Agent Factory: Building a next-generation ecosystem for AI agents
At MakinaRocks, we’re focused on more than just designing and delivering industry-specific AI agents. Our vision is to create a system where AI agents can be quickly generated, flexibly combined, and interact organically to solve real-world problems. We call this system the Agent Factory. Inside the Agent Factory, users can rapidly create and deploy various AI agents—placing them in optimal roles to configure new agent flows on demand.
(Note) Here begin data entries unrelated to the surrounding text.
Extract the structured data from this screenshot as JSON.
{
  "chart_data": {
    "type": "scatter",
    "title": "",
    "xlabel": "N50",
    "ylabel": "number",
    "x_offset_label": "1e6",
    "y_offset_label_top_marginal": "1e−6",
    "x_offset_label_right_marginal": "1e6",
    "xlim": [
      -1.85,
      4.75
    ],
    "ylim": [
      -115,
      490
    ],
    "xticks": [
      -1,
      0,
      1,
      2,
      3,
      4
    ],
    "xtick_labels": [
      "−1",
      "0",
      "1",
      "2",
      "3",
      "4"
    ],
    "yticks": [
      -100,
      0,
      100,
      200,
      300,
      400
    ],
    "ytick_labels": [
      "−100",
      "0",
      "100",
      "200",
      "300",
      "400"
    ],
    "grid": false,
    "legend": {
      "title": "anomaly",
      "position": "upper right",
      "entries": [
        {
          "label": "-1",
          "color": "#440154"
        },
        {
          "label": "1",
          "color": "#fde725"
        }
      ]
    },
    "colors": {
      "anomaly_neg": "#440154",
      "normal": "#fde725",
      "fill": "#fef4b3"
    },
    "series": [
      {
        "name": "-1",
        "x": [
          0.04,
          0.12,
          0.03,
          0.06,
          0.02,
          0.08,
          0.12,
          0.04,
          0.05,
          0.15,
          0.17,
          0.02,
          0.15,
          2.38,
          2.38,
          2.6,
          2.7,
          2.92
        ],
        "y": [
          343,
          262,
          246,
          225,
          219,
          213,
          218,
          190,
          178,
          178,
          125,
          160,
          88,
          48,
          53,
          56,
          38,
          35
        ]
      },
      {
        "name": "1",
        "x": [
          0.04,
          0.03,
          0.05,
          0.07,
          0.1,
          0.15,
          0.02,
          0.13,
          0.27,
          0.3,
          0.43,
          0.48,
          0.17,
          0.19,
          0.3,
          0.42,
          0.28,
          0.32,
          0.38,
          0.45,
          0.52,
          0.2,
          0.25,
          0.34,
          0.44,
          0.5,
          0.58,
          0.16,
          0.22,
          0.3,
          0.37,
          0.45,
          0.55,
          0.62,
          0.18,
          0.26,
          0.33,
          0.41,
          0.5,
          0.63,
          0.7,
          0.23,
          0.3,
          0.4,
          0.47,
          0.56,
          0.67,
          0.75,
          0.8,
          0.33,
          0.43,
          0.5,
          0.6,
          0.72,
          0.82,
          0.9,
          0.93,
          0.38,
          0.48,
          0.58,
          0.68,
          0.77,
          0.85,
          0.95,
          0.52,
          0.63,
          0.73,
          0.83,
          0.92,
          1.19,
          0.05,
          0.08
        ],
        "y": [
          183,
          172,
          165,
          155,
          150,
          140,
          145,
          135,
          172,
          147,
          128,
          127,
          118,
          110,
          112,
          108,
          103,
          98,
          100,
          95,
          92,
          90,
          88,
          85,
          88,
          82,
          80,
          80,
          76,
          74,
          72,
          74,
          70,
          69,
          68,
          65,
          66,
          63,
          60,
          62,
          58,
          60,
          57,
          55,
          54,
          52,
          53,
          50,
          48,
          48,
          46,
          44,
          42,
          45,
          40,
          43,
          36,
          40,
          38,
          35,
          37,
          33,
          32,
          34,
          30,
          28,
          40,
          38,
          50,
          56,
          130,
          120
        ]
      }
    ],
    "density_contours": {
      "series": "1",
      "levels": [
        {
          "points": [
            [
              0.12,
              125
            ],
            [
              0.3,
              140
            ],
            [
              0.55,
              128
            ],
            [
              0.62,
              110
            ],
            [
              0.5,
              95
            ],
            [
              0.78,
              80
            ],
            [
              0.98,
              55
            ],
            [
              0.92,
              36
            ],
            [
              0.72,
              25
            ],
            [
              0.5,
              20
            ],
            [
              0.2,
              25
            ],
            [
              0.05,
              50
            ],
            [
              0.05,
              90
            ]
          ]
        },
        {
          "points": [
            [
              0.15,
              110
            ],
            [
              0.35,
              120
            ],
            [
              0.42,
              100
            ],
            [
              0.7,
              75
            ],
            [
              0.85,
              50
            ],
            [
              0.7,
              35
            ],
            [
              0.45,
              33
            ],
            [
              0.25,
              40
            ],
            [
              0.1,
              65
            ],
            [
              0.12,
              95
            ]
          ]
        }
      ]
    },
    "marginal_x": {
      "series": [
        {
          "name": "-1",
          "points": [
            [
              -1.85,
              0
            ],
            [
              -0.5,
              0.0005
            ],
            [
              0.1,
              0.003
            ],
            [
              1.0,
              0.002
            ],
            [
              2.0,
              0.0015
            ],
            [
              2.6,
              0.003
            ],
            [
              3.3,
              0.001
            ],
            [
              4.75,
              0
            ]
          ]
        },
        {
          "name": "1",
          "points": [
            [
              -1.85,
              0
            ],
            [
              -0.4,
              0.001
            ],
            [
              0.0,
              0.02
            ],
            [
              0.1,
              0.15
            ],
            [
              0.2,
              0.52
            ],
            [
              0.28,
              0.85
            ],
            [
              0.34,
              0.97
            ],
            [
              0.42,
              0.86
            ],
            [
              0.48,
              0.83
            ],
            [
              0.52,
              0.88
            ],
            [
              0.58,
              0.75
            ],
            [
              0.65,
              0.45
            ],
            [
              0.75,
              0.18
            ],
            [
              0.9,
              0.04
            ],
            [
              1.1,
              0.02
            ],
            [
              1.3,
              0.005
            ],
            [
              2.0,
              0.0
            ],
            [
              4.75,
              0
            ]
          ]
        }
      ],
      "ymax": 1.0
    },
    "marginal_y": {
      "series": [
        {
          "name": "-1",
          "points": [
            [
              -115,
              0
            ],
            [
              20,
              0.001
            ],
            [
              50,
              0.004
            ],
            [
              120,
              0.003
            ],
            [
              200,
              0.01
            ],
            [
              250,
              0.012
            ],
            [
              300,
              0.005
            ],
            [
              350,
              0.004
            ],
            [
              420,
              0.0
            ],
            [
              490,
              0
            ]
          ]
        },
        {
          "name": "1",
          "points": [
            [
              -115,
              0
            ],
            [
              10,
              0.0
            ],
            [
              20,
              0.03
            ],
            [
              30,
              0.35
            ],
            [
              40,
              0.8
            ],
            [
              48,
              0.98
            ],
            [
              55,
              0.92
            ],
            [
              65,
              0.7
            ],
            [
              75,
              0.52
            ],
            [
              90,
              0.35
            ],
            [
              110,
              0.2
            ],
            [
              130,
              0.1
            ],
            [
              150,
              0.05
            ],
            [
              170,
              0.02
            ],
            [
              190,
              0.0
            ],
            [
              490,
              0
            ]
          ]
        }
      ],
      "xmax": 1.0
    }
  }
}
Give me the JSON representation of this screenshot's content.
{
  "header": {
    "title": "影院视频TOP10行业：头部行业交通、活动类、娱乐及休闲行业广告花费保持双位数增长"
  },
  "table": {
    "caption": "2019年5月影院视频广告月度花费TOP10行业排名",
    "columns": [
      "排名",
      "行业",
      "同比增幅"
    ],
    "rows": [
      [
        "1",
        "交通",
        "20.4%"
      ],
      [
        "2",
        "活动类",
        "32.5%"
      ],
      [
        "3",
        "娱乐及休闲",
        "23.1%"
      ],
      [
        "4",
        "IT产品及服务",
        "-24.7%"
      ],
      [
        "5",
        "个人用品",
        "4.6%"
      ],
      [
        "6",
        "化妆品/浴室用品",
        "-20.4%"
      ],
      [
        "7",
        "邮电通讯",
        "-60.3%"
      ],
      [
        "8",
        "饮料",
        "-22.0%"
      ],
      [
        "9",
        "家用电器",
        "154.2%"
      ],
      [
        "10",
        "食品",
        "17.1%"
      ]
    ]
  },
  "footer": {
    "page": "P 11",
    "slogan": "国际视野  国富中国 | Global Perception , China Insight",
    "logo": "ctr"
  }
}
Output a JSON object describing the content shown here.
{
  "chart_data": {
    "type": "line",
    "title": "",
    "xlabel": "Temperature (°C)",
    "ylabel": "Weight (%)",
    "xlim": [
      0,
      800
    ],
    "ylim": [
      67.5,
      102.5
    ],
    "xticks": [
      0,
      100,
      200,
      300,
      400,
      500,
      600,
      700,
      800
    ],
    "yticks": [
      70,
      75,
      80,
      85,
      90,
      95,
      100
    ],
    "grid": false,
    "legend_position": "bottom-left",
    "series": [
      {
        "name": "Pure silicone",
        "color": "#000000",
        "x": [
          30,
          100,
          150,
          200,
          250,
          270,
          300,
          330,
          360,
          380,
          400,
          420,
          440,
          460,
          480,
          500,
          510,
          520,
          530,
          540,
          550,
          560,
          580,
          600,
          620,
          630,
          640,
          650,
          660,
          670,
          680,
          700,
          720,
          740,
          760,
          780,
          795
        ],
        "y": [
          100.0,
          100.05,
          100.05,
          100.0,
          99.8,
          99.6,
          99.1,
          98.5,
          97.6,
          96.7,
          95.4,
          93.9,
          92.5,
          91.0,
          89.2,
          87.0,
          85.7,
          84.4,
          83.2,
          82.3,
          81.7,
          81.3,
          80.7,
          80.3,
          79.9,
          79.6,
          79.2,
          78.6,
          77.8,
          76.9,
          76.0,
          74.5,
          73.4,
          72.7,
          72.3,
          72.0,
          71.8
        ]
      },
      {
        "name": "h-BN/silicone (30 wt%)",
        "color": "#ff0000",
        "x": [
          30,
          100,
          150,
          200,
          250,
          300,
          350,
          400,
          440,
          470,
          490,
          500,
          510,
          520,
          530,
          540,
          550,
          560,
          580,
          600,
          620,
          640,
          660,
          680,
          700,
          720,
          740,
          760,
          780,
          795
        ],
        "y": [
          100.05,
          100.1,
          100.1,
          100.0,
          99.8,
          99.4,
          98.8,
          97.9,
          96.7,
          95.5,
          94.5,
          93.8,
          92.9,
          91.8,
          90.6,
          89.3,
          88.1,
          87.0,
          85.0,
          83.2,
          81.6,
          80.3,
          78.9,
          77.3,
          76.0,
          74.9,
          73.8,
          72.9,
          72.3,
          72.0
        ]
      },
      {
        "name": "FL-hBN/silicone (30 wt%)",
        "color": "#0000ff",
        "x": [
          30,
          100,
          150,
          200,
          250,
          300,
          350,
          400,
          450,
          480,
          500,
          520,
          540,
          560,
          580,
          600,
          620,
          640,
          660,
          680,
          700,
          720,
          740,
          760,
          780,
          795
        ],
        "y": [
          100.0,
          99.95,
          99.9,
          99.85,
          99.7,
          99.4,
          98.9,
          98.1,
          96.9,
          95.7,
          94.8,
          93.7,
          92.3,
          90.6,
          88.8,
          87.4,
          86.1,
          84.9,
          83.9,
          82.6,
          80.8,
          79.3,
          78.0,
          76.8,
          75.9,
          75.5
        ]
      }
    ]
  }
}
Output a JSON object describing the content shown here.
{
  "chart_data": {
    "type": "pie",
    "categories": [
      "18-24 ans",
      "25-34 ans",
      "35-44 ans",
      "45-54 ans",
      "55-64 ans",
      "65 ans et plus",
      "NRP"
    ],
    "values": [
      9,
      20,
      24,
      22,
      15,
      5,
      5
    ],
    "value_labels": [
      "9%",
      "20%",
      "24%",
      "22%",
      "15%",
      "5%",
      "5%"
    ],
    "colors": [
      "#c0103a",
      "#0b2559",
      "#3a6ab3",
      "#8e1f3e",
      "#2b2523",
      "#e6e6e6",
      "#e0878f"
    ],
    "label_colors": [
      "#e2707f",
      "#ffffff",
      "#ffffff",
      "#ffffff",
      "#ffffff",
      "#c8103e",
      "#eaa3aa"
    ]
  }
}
By combining orchestration for agent collaboration with seamless integration of external tools (APIs, databases, documents, etc.), the system also supports the development of autonomous agents capable of handling complex, unpredictable environments. Agents built within this system can be easily registered, reused, and managed—enabling scalable, sustainable use across different teams and tasks.
By bringing together the structured process of agent flow and the flexibility of autonomous agents, we’re building a hybrid ecosystem that can dynamically respond to both expected and unexpected scenarios. This approach not only maximizes the utility of AI agents, but also lays the foundation for delivering faster, smarter solutions to customers across industries.
As we grow alongside our customers, MakinaRocks is shaping the standard for vertical AI agents. Questions like “When and how should we use AI agents?” and “What’s the right strategy for each situation?” sit at the core of our technical philosophy—and they continue to drive our commitment to delivering real, impactful AI.
Note: This post was translated from the original Korean version by Kyoungyeon Kim.